In cells co-stained with LiveONLY™ Nuclear Red and a mitochondrial marker, the red nuclear fluorescence was confined to live nuclei, while the mitochondrial signal remained cytoplasmic and intact across all cells. As observed with the green dye, nuclear staining was absent in dead or fixed cells, even when mitochondrial labeling persisted. The red nuclear signal was clearly distinguishable using standard TRITC filters (Figure 3). These results support the dye's suitability for multiplexed live-cell assays where clean separation of organelle-specific signals is required.

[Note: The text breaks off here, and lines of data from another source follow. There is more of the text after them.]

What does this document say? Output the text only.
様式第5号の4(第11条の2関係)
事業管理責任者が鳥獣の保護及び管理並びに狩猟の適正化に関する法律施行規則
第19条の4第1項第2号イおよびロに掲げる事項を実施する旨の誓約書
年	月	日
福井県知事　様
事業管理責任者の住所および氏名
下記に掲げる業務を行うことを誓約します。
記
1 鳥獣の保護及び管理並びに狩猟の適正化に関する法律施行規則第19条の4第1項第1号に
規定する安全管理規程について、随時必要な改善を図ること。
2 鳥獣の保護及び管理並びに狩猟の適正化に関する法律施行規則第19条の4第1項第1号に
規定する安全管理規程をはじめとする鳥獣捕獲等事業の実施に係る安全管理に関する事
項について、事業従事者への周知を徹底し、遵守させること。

The selective staining capability of LiveONLY™ Nuclear Red and LiveONLY™ Nuclear Green enables accurate nuclear visualization exclusively in viable cells, addressing a common limitation observed with many DNA-binding dyes that persist in dead or fixed cells. The absence of nuclear fluorescence in membrane-compromised or PFA-fixed samples demonstrates the dyes' suitability for viability-dependent cellular assays, where distinguishing live from dead populations is crucial.

Co-staining with mitochondrial markers confirmed the spatial separation of nuclear and cytoplasmic compartments. The ability to perform clean, multiplexed imaging without wash steps or viability gating simplifies assay workflows and reduces the need for additional viability dyes or image-based exclusion strategies. These properties make LiveONLY™ dyes especially valuable for real-time cell tracking, cytotoxicity screening, and high-content phenotypic assays. Their compatibility with standard filter sets and easy protocol under live-cell conditions supports seamless integration into both manual and automated imaging platforms. LiveONLY™ Nuclear Red and Green offer a reliable and convenient solution for live-cell nuclear staining with high specificity and minimal background interference.